Of course, as a parent who is conservative and protective, it makes me uneasy to know he will mix with kids who might be doing drugs and having sex, and what if he wants to fit in so much that he does what he needs to so that he can be accepted. That’s the big fear I have. Craig hires top management and I sometimes hear reports that people he asked to move then have lots of trouble with thier teenagers. Ahhhhh!!!! So what approach should I take? I couldn’t even suggest that he avoid “the wrong crowd” because it would offend and hurt him. So I watched and waited. And, I also felt bad that I would even label teens as a wrong crowd, so I find myself praying for them because I know how hard it is to muddle through adolescence and I really believe teens are so needy of good encouragement and strong role models. I myself at 16 may have “looked like” the wrong crowd to preppy parents. I really don’t want to judge, I just want to protect the innocence of my son.
So I watched Jordan carefully without battering him with a bucket of questions. And one month into school, this guy is happy. I mean like, HAPPY. He is maintaining his friendships in Katy, and he has a special friendly friend he really likes back home that spreads that handsome smile on his face often. I recognize that look. He got his driver’s license shortly after we moved here, and he’s a good driver, helping me with tennis runs for the brothers, and offering to fill up the tank, go to the grocery store, and he really loves it when I send him to Target. He’s able to use the fitness center while the brother’s take tennis lessons, and he enjoy that! (Though I wish he wouldn’t look at his pecs in the mirror all the time!)
What he really loves is his ROTC class at school. For more than a year he has determined he would like to be an FBI agent solving difficult cases. I think that is a great fit for him. This young man has excellent street smarts and solid common sense. And if there were a scale for protective instincts, he would bust out the top. (He watches over his mama with serious intent to block if anyone hurts me) But when he talks about being a marine I want to slump into a puddle and soak myself with my own mama tears. I used to be quite vocal in discouraging military service. It was totally selfish, so, recently I am learning to shut up. I really have to press my lips together and fight back from allowing those discouraging comments to fly out when he is talking about it. I’m trying to listen to his enthusiasm. I’m trying. If this is the direction God is sending him then I don’t want to be an obstacle. And clearly he is floating because he loves being involved with this ROTC class so much. So, I see, it is my responsibility to change my mind. So I will. I want to support Jordan as he discovers what God’s path is for his life.

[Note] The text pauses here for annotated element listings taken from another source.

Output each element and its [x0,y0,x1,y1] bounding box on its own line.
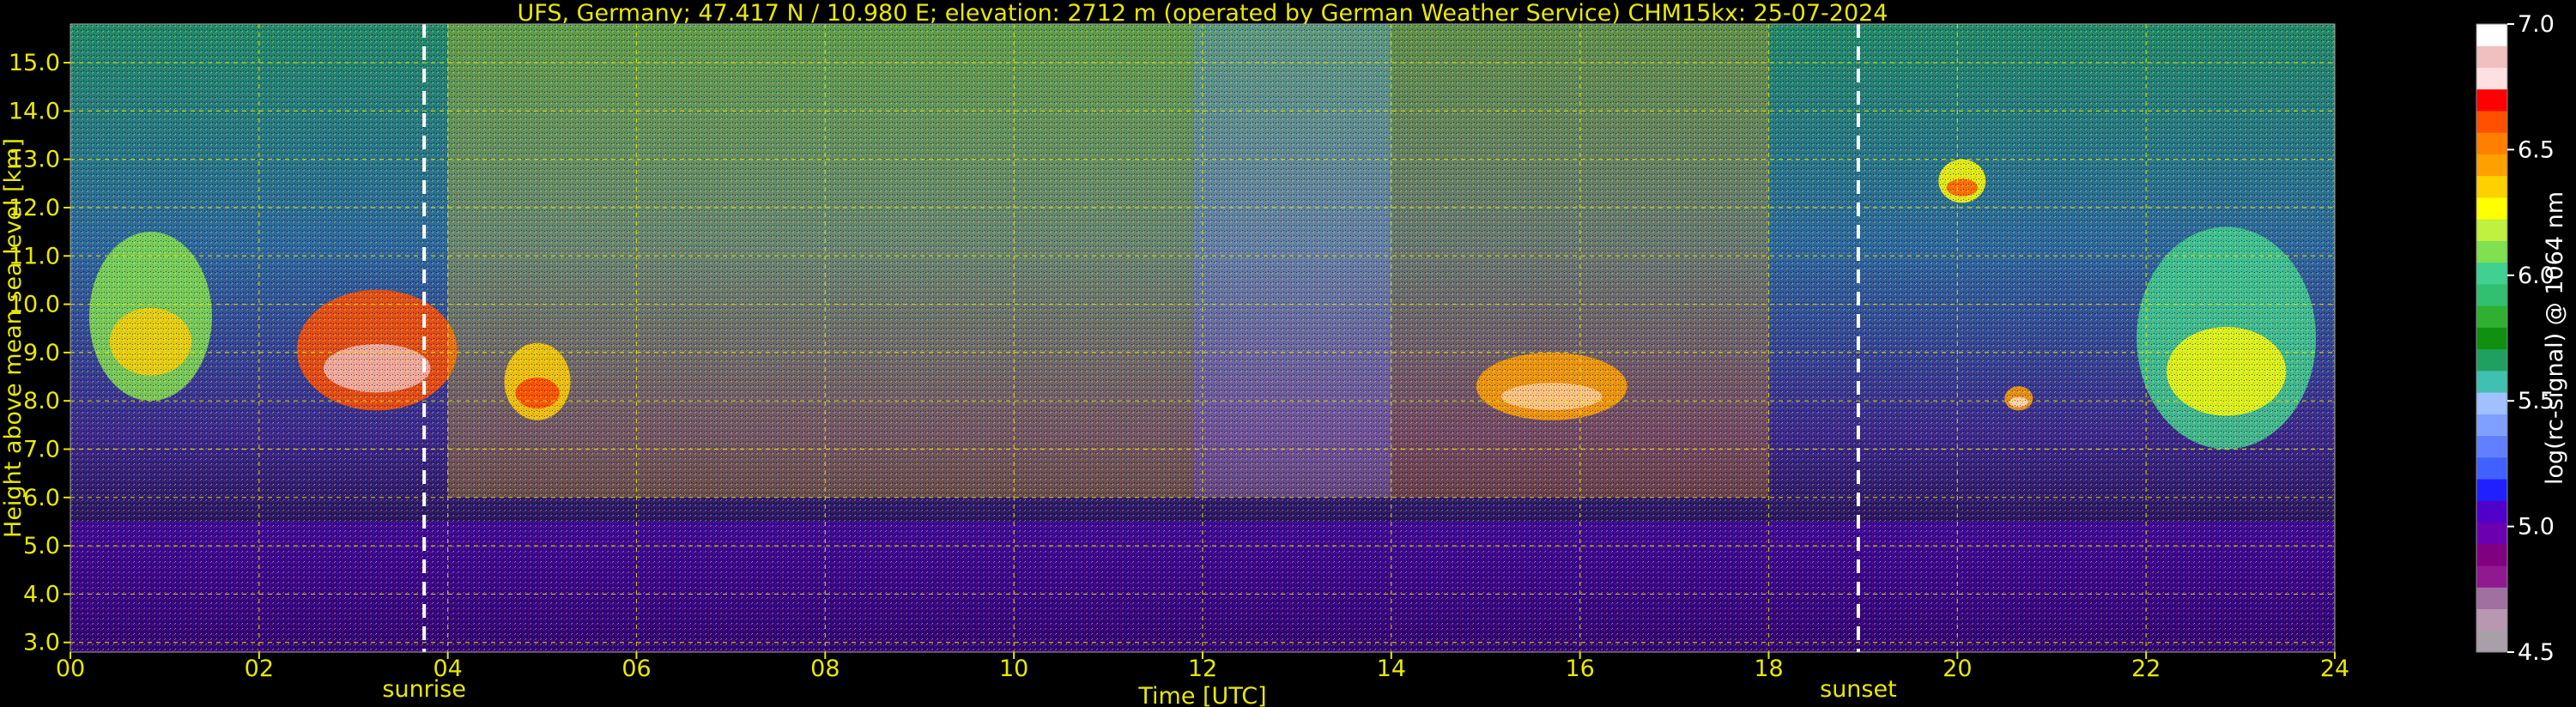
lidar-chart: UFS, Germany; 47.417 N / 10.980 E; eleva… [0,0,2568,707]
sun-marker-label-1: sunset [1820,676,1897,703]
colorbar-segment-27 [2476,45,2507,68]
colorbar-segment-1 [2476,608,2507,631]
colorbar-segment-4 [2476,543,2507,566]
colorbar-segment-15 [2476,305,2507,328]
y-tick-label-0: 3.0 [23,630,60,656]
colorbar-segment-18 [2476,240,2507,263]
colorbar-tick-label-0: 4.5 [2518,639,2555,666]
x-tick-label-7: 14 [1377,656,1406,682]
sun-marker-label-0: sunrise [382,676,466,703]
colorbar-segment-13 [2476,348,2507,372]
colorbar-segment-9 [2476,435,2507,458]
colorbar-tick-label-1: 5.0 [2518,514,2555,541]
colorbar-segment-14 [2476,327,2507,350]
x-tick-label-4: 08 [810,656,839,682]
y-tick-label-2: 5.0 [23,533,60,559]
x-tick-label-0: 00 [56,656,85,682]
colorbar-segment-8 [2476,456,2507,480]
colorbar-segment-5 [2476,522,2507,545]
y-tick-label-4: 7.0 [23,437,60,463]
colorbar-segment-21 [2476,175,2507,198]
colorbar-segment-0 [2476,630,2507,653]
x-tick-label-3: 06 [621,656,651,682]
colorbar-segment-3 [2476,565,2507,588]
y-tick-label-11: 14.0 [9,98,60,124]
colorbar-segment-19 [2476,219,2507,241]
colorbar-segment-10 [2476,414,2507,437]
x-tick-label-10: 20 [1943,656,1972,682]
y-axis-title: Height above mean sea level [km] [0,138,27,538]
x-axis-title: Time [UTC] [1137,683,1266,707]
colorbar-segment-23 [2476,132,2507,154]
colorbar-segment-26 [2476,67,2507,90]
colorbar-segment-2 [2476,587,2507,610]
x-tick-label-6: 12 [1188,656,1217,682]
y-tick-label-6: 9.0 [23,340,60,366]
colorbar-tick-label-5: 7.0 [2518,11,2555,38]
colorbar-segment-11 [2476,392,2507,414]
colorbar-segment-16 [2476,283,2507,306]
x-tick-label-8: 16 [1565,656,1594,682]
x-tick-label-1: 02 [245,656,274,682]
colorbar-segment-12 [2476,370,2507,393]
x-tick-label-5: 10 [999,656,1028,682]
x-tick-label-11: 22 [2131,656,2161,682]
colorbar-segment-24 [2476,110,2507,133]
colorbar-segment-6 [2476,500,2507,523]
colorbar-segment-22 [2476,154,2507,177]
x-tick-label-12: 24 [2320,656,2349,682]
colorbar-segment-7 [2476,479,2507,501]
colorbar-segment-28 [2476,24,2507,46]
y-tick-label-3: 6.0 [23,485,60,511]
colorbar-title: log(rc-signal) @ 1064 nm [2542,191,2568,485]
y-tick-label-12: 15.0 [9,50,60,76]
colorbar-segment-20 [2476,196,2507,220]
plot-area [70,24,2335,652]
colorbar-tick-label-4: 6.5 [2518,136,2555,163]
y-tick-label-5: 8.0 [23,388,60,414]
y-tick-label-1: 4.0 [23,581,60,607]
chart-title: UFS, Germany; 47.417 N / 10.980 E; eleva… [518,0,1888,27]
x-tick-label-9: 18 [1754,656,1783,682]
colorbar-segment-17 [2476,262,2507,285]
colorbar-segment-25 [2476,88,2507,112]
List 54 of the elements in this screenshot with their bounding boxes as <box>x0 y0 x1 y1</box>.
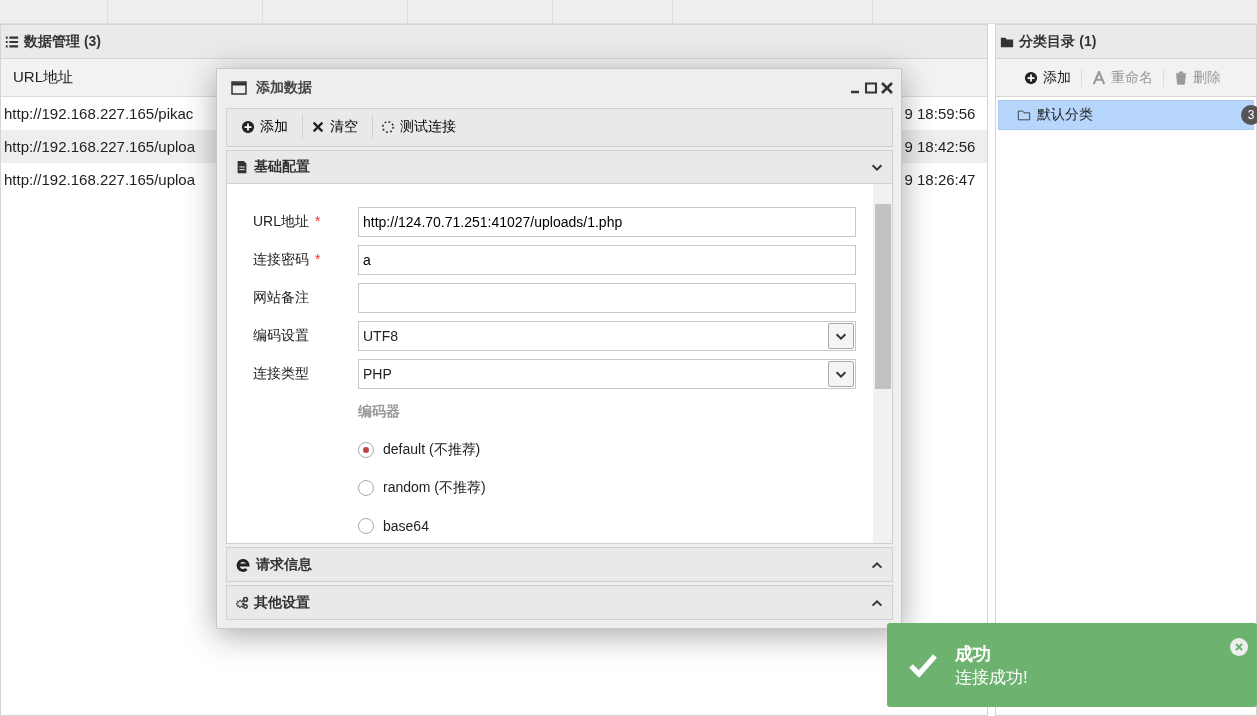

Something shifted this summer for him. And I saw it happen at the same time for Donny so I wonder if it is developmental. It is as if his faith mushroomed, and it became a real and personal matter, not something everyone in his life was suggesting he put first. He went on two mission trips this summer, and I have to believe God met him there and said, “Son, it’s time to be who you are and walk in real way with me.” I saw a young man emerge who is seeking God’s plan, and reading the word on his own for guidance with his feelings, not because he has to show his work for a bible study.
I mentioned he is smitten…and he also has great respect for her father, so in a conversation he and I had before school started this year about school performance, a tender subject, I asked him if he was motivated to do his best. (He is really smart, and mostly getting average grades for not turning work in! How aggravating!) He told me before school started, “yes, I am going to do my best this year”. What is different, I asked. “I want to be worthy of her.”
Awww…that was really a moment when my prayers for him were answered. It was like there were clouds that parted and I could see angels singing. I knew he needed a recipe that would motivate him, and I didn’t have the recipe. I had to wait for God to give it to him. And it seems, moving, driving, a good set of friendships, exercise, ROTC, and hoping for respect from a special girl’s daddy, is the perfect recipe.
Jordan sauntered into my office after school one day with an eager smile on his face to show me the progress report: straight A’s. This is a guy in the past that would hide his progress report and slip away when his brother’s were showing theirs. I’m calling back to those angels and saying, “Hallelujah!”Thank you God, thank you God.
My son has found his niche! Who knew moving would be a catalyst?